Des révélations sur la personnalité du président d’ELECAM et une présumée suspension des financements prévus par le Commonwealth ont enflammé la sphère médiatique

Le moins que l’on puisse dire, remarque le journal AURORE PLUS, c’est que Elecam commence bien mal. Ce journal, citant une dépêche de APA, fait savoir que « Le Commonwealth a suspendu son appui financier d’un montant de 15 millions d’Euros destinés à la mise en place de Elections Cameroon (Elecam) ». Et ce n’est pas la démission des membres du Rdpc, parti au pouvoir, qui a calmé les esprits. Au contraire, le communiqué du secrétaire général de ce parti qui constate que « les personnalités concernées membres du Rdpc à la date de leur nomination, ont remis leur démission du parti au président national du Rdpc, selon les formulaires statutaires afin de se conformer aux dispositions relatives aux incompatibilités » n’a fait qu’étaler des manquements de la démarche du pouvoir de Yaoundé. Cette sortie du secrétaire général du Rdpc, BEBELA la qualifie de « fausse partition ». L’on voudrait savoir comment les membres du Rdpc s’y sont pris pour remettre leur démission au président national ? s’interroge le journal de Henriette Ekwé. « Ces nouveaux promus présentés comme personnes qu’il faut à la place qu’il faut, sont coupables de la décrépitude du pays » analyse le même journal. Et s’il y a un des membres sur qui pèse beaucoup de soupçons, c’est bien le président Fonkam Samuel Azu’u. « Un clou dans la chaussure de Paul Biya » observe BEBELA qui titre à sa Une que le nouveau président de Elecam et secrétaire général adjoint de l’assemblée national « imite la signature de Cavaye Yeguié », le président de l’auguste chambre. « Il existerait un autre document bizarre et de la même nature que celui dont était en possession les quatre jeunes gens originaires de la région anglophone du Cameroun et qui s’apprêtaient à s’exiler aux Etats-Unis au moment où ils ont été stoppés net par un contrôle de routine à l’aéroport international de Yaoundé-Nsimalen. Sauf que cet autre document est un ordre de mission mettant en route le secrétaire général adjoint de l’assemblée nationale, Fonkam Azu’u lui-même pour les USA, à la seule différence que le présent document est plutôt signé du président de l’auguste chambre, Cavaye Yeguié Djibril en personne et qui ne se reconnait pas une telle démarche ». La conclusion reste en tout cas la même pour plusieurs commentateurs dont Henriette Ekwé, « avec les nominations d’Elecam, c’est l’alternance politique qui est à jamais interdite ».

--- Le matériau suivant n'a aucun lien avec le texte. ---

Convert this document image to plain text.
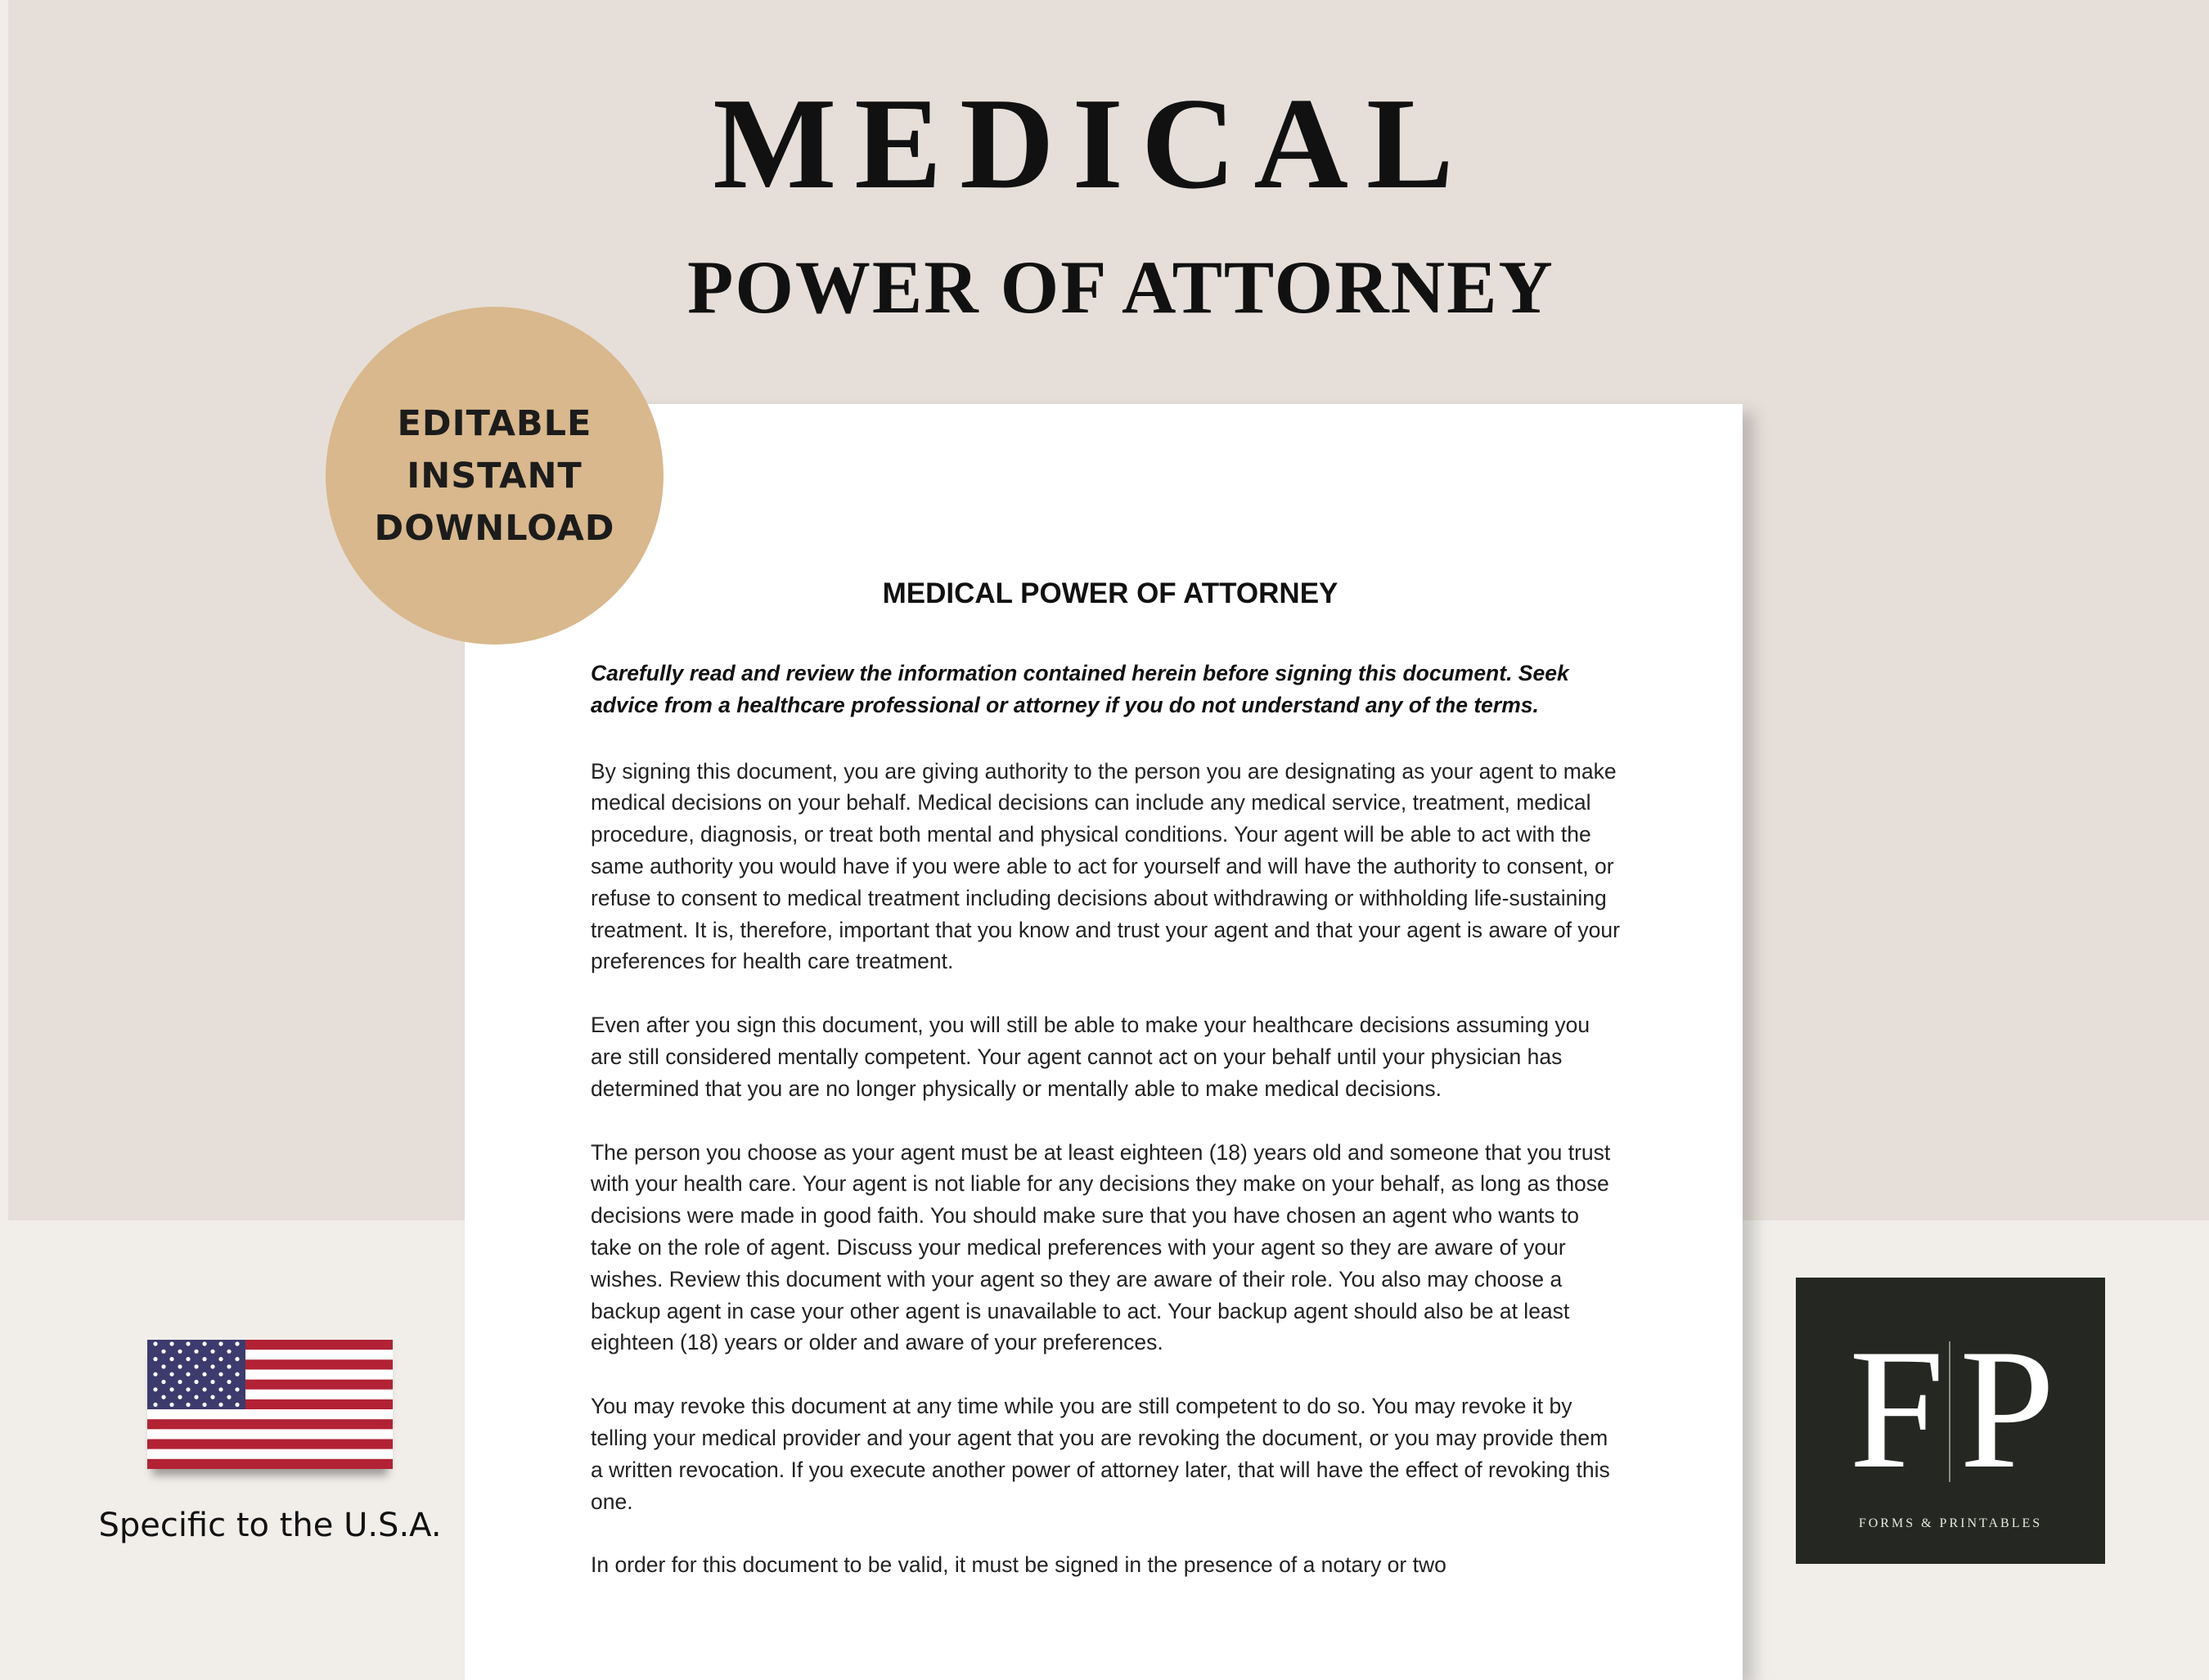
MEDICAL
POWER OF ATTORNEY
MEDICAL POWER OF ATTORNEY

Carefully read and review the information contained herein before signing this document. Seek advice from a healthcare professional or attorney if you do not understand any of the terms.

By signing this document, you are giving authority to the person you are designating as your agent to make medical decisions on your behalf. Medical decisions can include any medical service, treatment, medical procedure, diagnosis, or treat both mental and physical conditions. Your agent will be able to act with the same authority you would have if you were able to act for yourself and will have the authority to consent, or refuse to consent to medical treatment including decisions about withdrawing or withholding life-sustaining treatment. It is, therefore, important that you know and trust your agent and that your agent is aware of your preferences for health care treatment.

Even after you sign this document, you will still be able to make your healthcare decisions assuming you are still considered mentally competent. Your agent cannot act on your behalf until your physician has determined that you are no longer physically or mentally able to make medical decisions.

The person you choose as your agent must be at least eighteen (18) years old and someone that you trust with your health care. Your agent is not liable for any decisions they make on your behalf, as long as those decisions were made in good faith. You should make sure that you have chosen an agent who wants to take on the role of agent. Discuss your medical preferences with your agent so they are aware of your wishes. Review this document with your agent so they are aware of their role. You also may choose a backup agent in case your other agent is unavailable to act. Your backup agent should also be at least eighteen (18) years or older and aware of your preferences.

You may revoke this document at any time while you are still competent to do so. You may revoke it by telling your medical provider and your agent that you are revoking the document, or you may provide them a written revocation. If you execute another power of attorney later, that will have the effect of revoking this one.

In order for this document to be valid, it must be signed in the presence of a notary or two

EDITABLE
INSTANT
DOWNLOAD
Specific to the U.S.A.
F P
FORMS & PRINTABLES
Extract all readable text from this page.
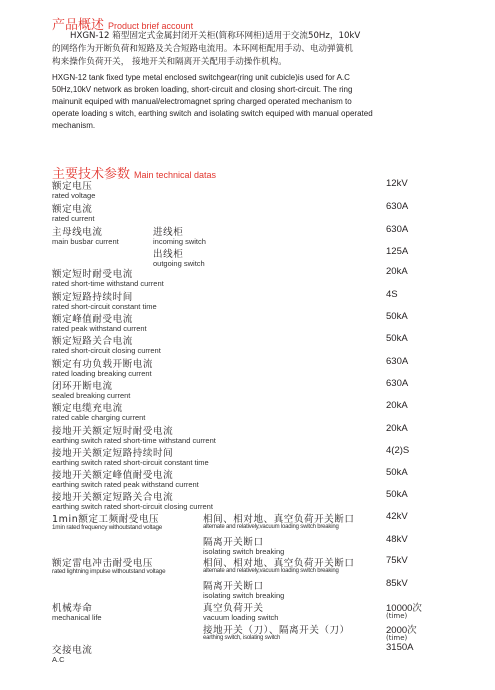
产品概述 Product brief account
HXGN-12 箱型固定式金属封闭开关柜(简称环网柜)适用于交流50Hz，10kV
的网络作为开断负荷和短路及关合短路电流用。本环网柜配用手动、电动弹簧机
构来操作负荷开关， 接地开关和隔离开关配用手动操作机构。
HXGN-12 tank fixed type metal enclosed switchgear(ring unit cubicle)is used for A.C
50Hz,10kV network as broken loading, short-circuit and closing short-circuit. The ring
mainunit equiped with manual/electromagnet spring charged operated mechanism to
operate loading s witch, earthing switch and isolating switch equiped with manual operated
mechanism.
主要技术参数 Main technical datas
额定电压
rated voltage
12kV
额定电流
rated current
630A
主母线电流
main busbar current
进线柜
incoming switch
630A
出线柜
outgoing switch
125A
额定短时耐受电流
rated short-time withstand current
20kA
额定短路持续时间
rated short-circuit constant time
4S
额定峰值耐受电流
rated peak withstand current
50kA
额定短路关合电流
rated short-circuit closing current
50kA
额定有功负载开断电流
rated loading breaking current
630A
闭环开断电流
sealed breaking current
630A
额定电缆充电流
rated cable charging current
20kA
接地开关额定短时耐受电流
earthing switch rated short-time withstand current
20kA
接地开关额定短路持续时间
earthing switch rated short-circuit constant time
4(2)S
接地开关额定峰值耐受电流
earthing switch rated peak withstand current
50kA
接地开关额定短路关合电流
earthing switch rated short-circuit closing current
50kA
1min额定工频耐受电压
1min rated frequency withoutstand voltage
相间、相对地、真空负荷开关断口
alternate and relatively,vacuum loading switch breaking
42kV
隔离开关断口
isolating switch breaking
48kV
额定雷电冲击耐受电压
rated lightning impulse withoutstand voltage
相间、相对地、真空负荷开关断口
alternate and relatively,vacuum loading switch breaking
75kV
隔离开关断口
isolating switch breaking
85kV
机械寿命
mechanical life
真空负荷开关
vacuum loading switch
10000次
(time)
接地开关（刀）、隔离开关（刀）
earthing switch, isolating switch
2000次
(time)
交接电流
A.C
3150A
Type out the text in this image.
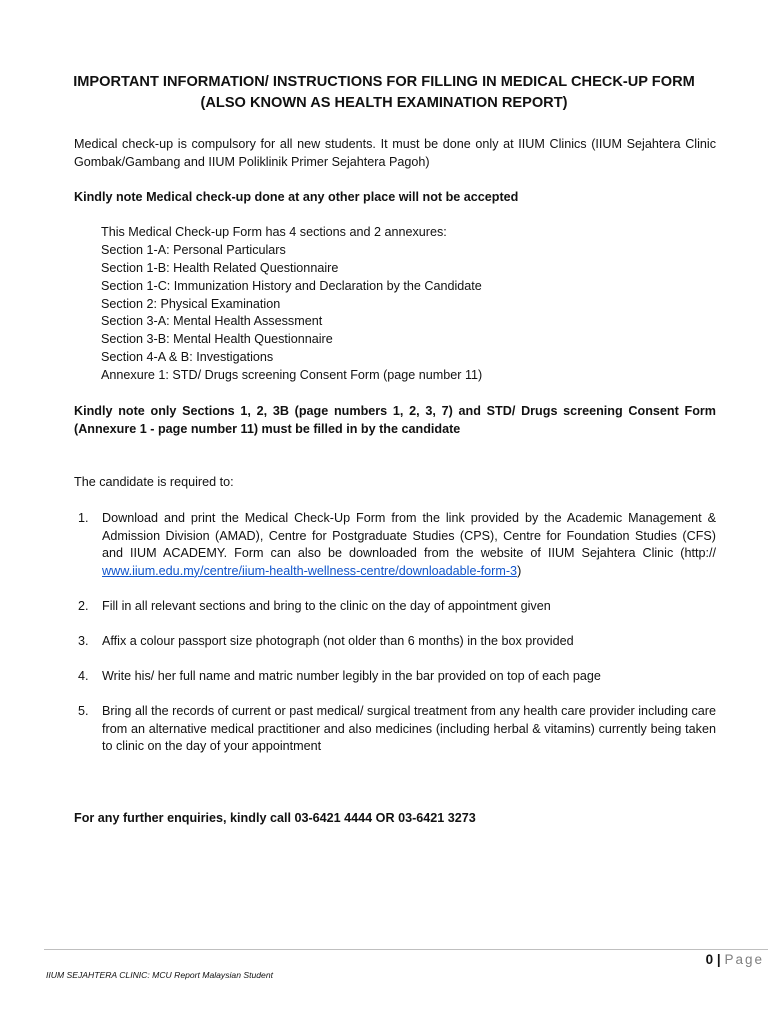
IMPORTANT INFORMATION/ INSTRUCTIONS FOR FILLING IN MEDICAL CHECK-UP FORM
(ALSO KNOWN AS HEALTH EXAMINATION REPORT)
Medical check-up is compulsory for all new students. It must be done only at IIUM Clinics (IIUM Sejahtera Clinic Gombak/Gambang and IIUM Poliklinik Primer Sejahtera Pagoh)
Kindly note Medical check-up done at any other place will not be accepted
This Medical Check-up Form has 4 sections and 2 annexures:
Section 1-A: Personal Particulars
Section 1-B: Health Related Questionnaire
Section 1-C: Immunization History and Declaration by the Candidate
Section 2: Physical Examination
Section 3-A: Mental Health Assessment
Section 3-B: Mental Health Questionnaire
Section 4-A & B: Investigations
Annexure 1: STD/ Drugs screening Consent Form (page number 11)
Kindly note only Sections 1, 2, 3B (page numbers 1, 2, 3, 7) and STD/ Drugs screening Consent Form (Annexure 1 - page number 11) must be filled in by the candidate
The candidate is required to:
1. Download and print the Medical Check-Up Form from the link provided by the Academic Management & Admission Division (AMAD), Centre for Postgraduate Studies (CPS), Centre for Foundation Studies (CFS) and IIUM ACADEMY. Form can also be downloaded from the website of IIUM Sejahtera Clinic (http:// www.iium.edu.my/centre/iium-health-wellness-centre/downloadable-form-3)
2. Fill in all relevant sections and bring to the clinic on the day of appointment given
3. Affix a colour passport size photograph (not older than 6 months) in the box provided
4. Write his/ her full name and matric number legibly in the bar provided on top of each page
5. Bring all the records of current or past medical/ surgical treatment from any health care provider including care from an alternative medical practitioner and also medicines (including herbal & vitamins) currently being taken to clinic on the day of your appointment
For any further enquiries, kindly call 03-6421 4444 OR 03-6421 3273
0 | Page
IIUM SEJAHTERA CLINIC: MCU Report Malaysian Student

Mais en fait, qu’en pense le peuple camerounais, LA METEO est descendue dans les rues de la capitale pour tenter de trouver une réponse. Une galerie de réactions de 37 personnes qui se recrutent dans toutes les classes sociales est proposée aux lecteurs. Entre les préoccupations de survie exprimés par certains et d’autres qui attendent de voir Elecam au pied du mur, les réactions sont majoritairement défavorables au décret présidentiel. « Cest le Rdpc bis » déclare sans sourciller un étudiant interrogé. Mais le vrai débat devrait rester juridique d’après le politiste Simon Pierre Mfomo qui publie une tribune dans L’ANECDOTE. « La problématique relative à l’autonomie d’Elecam participe plus d’un quiproquo sémantique au plan du doit » écrit-il. Pourtant constate t-il « Au plan professionnel, l’évitement de toute position de subordination.Au plan financier et matériel, les membres d’Elecam doivent se placer et être placés à travers leurs de comportements respectifs, leur régime de rémunération et leurs avantages statutaires au-dessus de toute forme d’inféodation » sont garanties par les textes de lois créant Elecam. « Sous le bénéfice de ces considérations, il apparaît clairement que l’autonomie d’Elecam est réelle au plan du droit et ne saurait s’apprécier à partir des critères subjectivistes, telle que l’identité partisane ». Surtout que l’autonomie de ses membres, note le politiste, « est renforcée par leur immunité contre les poursuites judiciaires, les privilèges et rémunérations substantielles accordées à ceux-ci ». Au total, conclu-il, « l’exercice impartial d’une fonction d’intérêt général est pour tous et pour chacun, une question de conscience qui n’autorise guère de procès d’intention préalable ». et revancharde.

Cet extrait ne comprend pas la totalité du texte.